Shambles? or democracy?
The squabbling has been echoed in a renewal of perennial tension between the Commission, which proponents of more federal government in Europe would like to see given more powers to act, and national governments that meet in the European Council.
Stung by criticism of “Brussels”, Commission officials note their power is limited. Variations in the welcome given refugees or benefits offered are national prerogatives.
An EU emergency response system to provide extra frontier guards can only be triggered by invitation - something Athens, caught up in debt crisis and new elections, has yet to issue.
Comforted by a strong vote on Thursday for its mandatory quota proposal in the European Parliament, another federalist institution, the Commission declared this “a clear signal to ... ministers ... that it is high time to act and finally agree”.
But national leaders insist on first seeking consensus among states. “I feel an allergy to coercion,” their summit chairman Donald Tusk, a former Polish prime minister, said last week.
Juncker last week suggested a common EU border guard service and some officials believe a single EU asylum system could make better sense than a patchwork of national policies.
But Tusk warned against forcing the pace of EU integration on a sceptical population. A “Europe built by egoistic states” would not change soon, he said, mounting a passionate defence of “decadent Europe ... with her never-ending negotiations”.
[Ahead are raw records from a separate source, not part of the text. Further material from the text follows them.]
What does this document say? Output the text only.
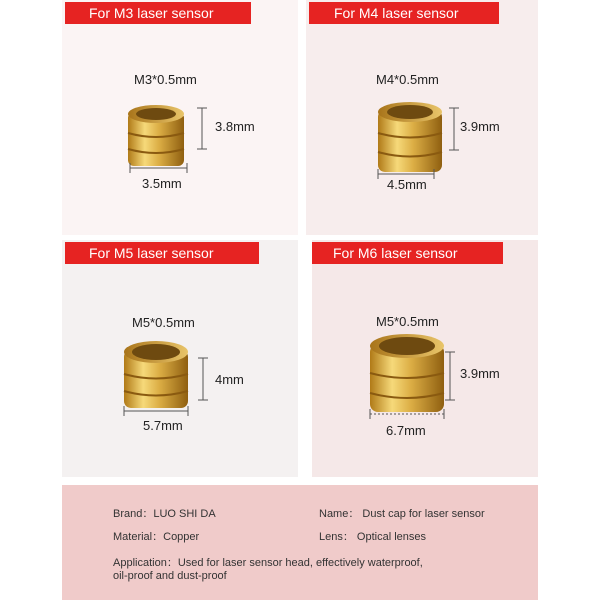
For M3 laser sensor
M3*0.5mm
3.8mm
3.5mm
For M4 laser sensor
M4*0.5mm
3.9mm
4.5mm
For M5 laser sensor
M5*0.5mm
4mm
5.7mm
For M6 laser sensor
M5*0.5mm
3.9mm
6.7mm
Brand：LUO SHI DA	Name： Dust cap for laser sensor
Material：Copper	Lens： Optical lenses
Application：Used for laser sensor head, effectively waterproof,
oil-proof and dust-proof
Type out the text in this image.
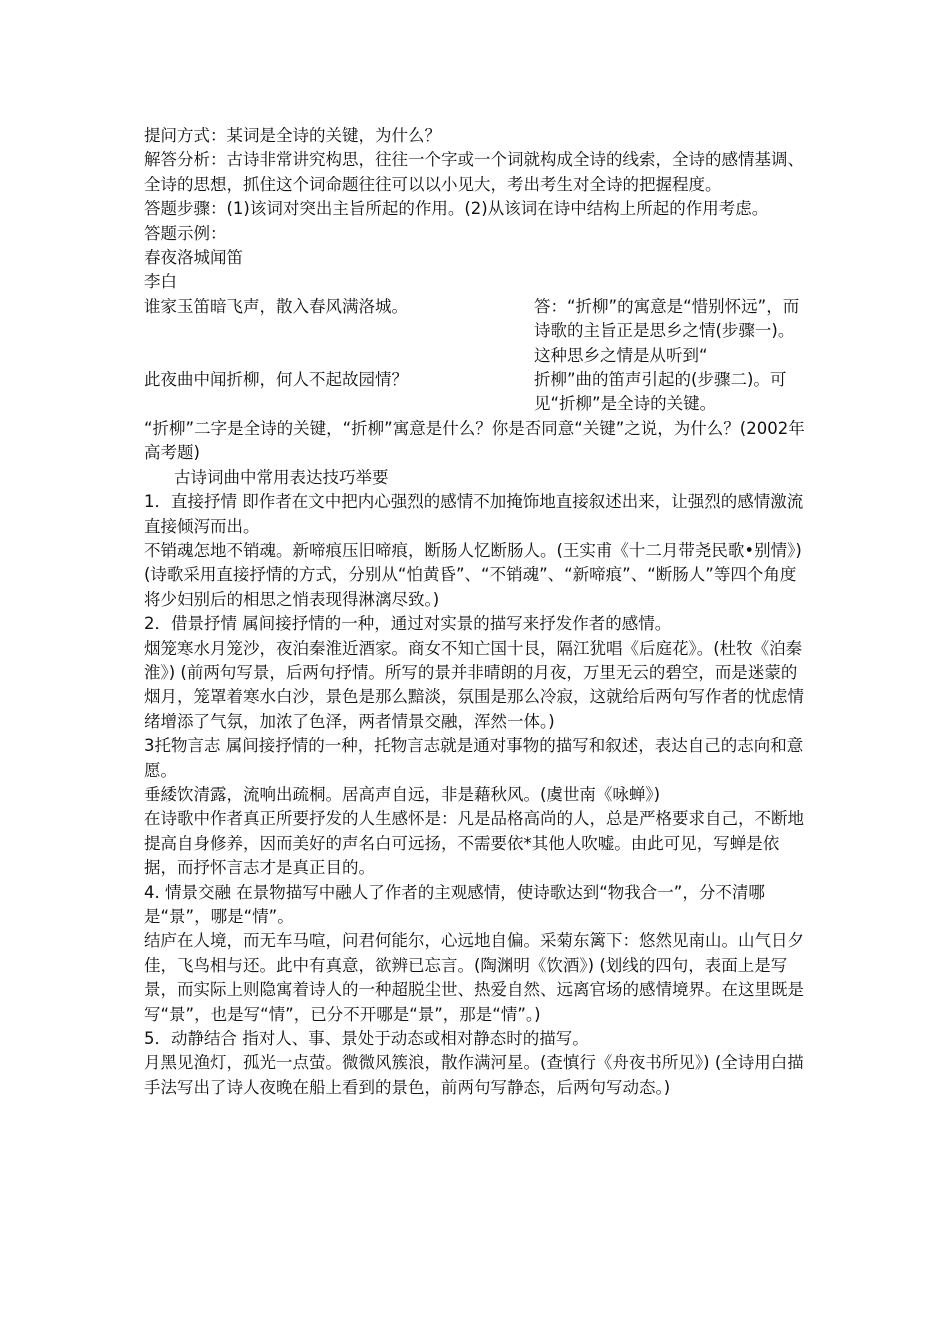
提问方式：某词是全诗的关键，为什么？

解答分析：古诗非常讲究构思，往往一个字或一个词就构成全诗的线索，全诗的感情基调、全诗的思想，抓住这个词命题往往可以以小见大，考出考生对全诗的把握程度。

答题步骤：(1)该词对突出主旨所起的作用。(2)从该词在诗中结构上所起的作用考虑。

答题示例：

春夜洛城闻笛

李白

谁家玉笛暗飞声，散入春风满洛城。	答：“折柳”的寓意是“惜别怀远”，而诗歌的主旨正是思乡之情(步骤一)。这种思乡之情是从听到“

此夜曲中闻折柳，何人不起故园情？	折柳”曲的笛声引起的(步骤二)。可见“折柳”是全诗的关键。

“折柳”二字是全诗的关键，“折柳”寓意是什么？你是否同意“关键”之说，为什么？(2002年高考题)

古诗词曲中常用表达技巧举要

1．直接抒情 即作者在文中把内心强烈的感情不加掩饰地直接叙述出来，让强烈的感情激流直接倾泻而出。

不销魂怎地不销魂。新啼痕压旧啼痕，断肠人忆断肠人。(王实甫《十二月带尧民歌•别情》) (诗歌采用直接抒情的方式，分别从“怕黄昏”、“不销魂”、“新啼痕”、“断肠人”等四个角度将少妇别后的相思之悄表现得淋漓尽致。)

2．借景抒情 属间接抒情的一种，通过对实景的描写来抒发作者的感情。

烟笼寒水月笼沙，夜泊秦淮近酒家。商女不知亡国十艮，隔江犹唱《后庭花》。(杜牧《泊秦淮》) (前两句写景，后两句抒情。所写的景并非晴朗的月夜，万里无云的碧空，而是迷蒙的烟月，笼罩着寒水白沙，景色是那么黯淡，氛围是那么冷寂，这就给后两句写作者的忧虑情绪增添了气氛，加浓了色泽，两者情景交融，浑然一体。)

3托物言志 属间接抒情的一种，托物言志就是通对事物的描写和叙述，表达自己的志向和意愿。

垂緌饮清露，流响出疏桐。居高声自远，非是藉秋风。(虞世南《咏蝉》)

在诗歌中作者真正所要抒发的人生感怀是：凡是品格高尚的人，总是严格要求自己，不断地提高自身修养，因而美好的声名白可远扬，不需要依*其他人吹嘘。由此可见，写蝉是依据，而抒怀言志才是真正目的。

4. 情景交融 在景物描写中融人了作者的主观感情，使诗歌达到“物我合一”，分不清哪是“景”，哪是“情”。

结庐在人境，而无车马喧，问君何能尔，心远地自偏。采菊东篱下：悠然见南山。山气日夕佳，飞鸟相与还。此中有真意，欲辨已忘言。(陶渊明《饮酒》) (划线的四句，表面上是写景，而实际上则隐寓着诗人的一种超脱尘世、热爱自然、远离官场的感情境界。在这里既是写“景”，也是写“情”，已分不开哪是“景”，那是“情”。)

5．动静结合 指对人、事、景处于动态或相对静态时的描写。

月黑见渔灯，孤光一点萤。微微风簇浪，散作满河星。(查慎行《舟夜书所见》) (全诗用白描手法写出了诗人夜晚在船上看到的景色，前两句写静态，后两句写动态。)
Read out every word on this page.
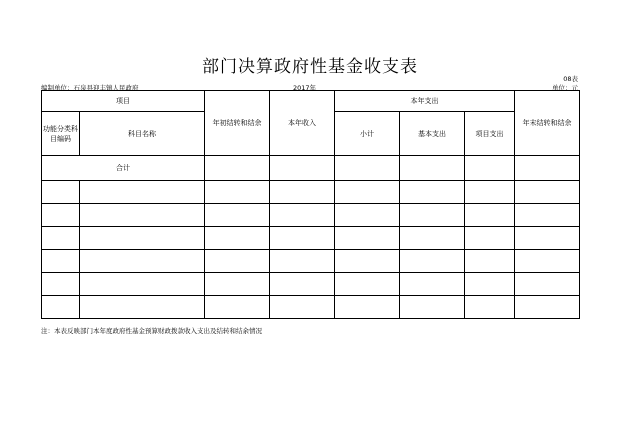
部门决算政府性基金收支表
08表
编制单位：石泉县迎丰镇人民政府	2017年	单位：元
项目		年初结转和结余	本年收入	本年支出			年末结转和结余
功能分类科目编码	科目名称			小计	基本支出	项目支出	
合计							

注：本表反映部门本年度政府性基金预算财政拨款收入支出及结转和结余情况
Some officials and diplomats see room for hope for next week: “I finally get the sense that people are taking this thing seriously,” said one EU official, adding there appeared more will to get past the issue of relocating refugees and focus on funding and cooperation with Turkey and the other neighbouring countries which are accommodating millions of Syrians.
Securing full Italian and Greek cooperation with EU efforts to register refugees and deport unwanted economic migrants - in return for assurances that other states will house those granted leave to stay - is also likely to feature on the summit agenda as leaders seek solutions they can sell to their voters.
Irked by charges that the response was “a shambles”, Juncker’s spokesman Margaritis Schinas told reporters: “Shambles or not shambles, that’s how the European Union works.”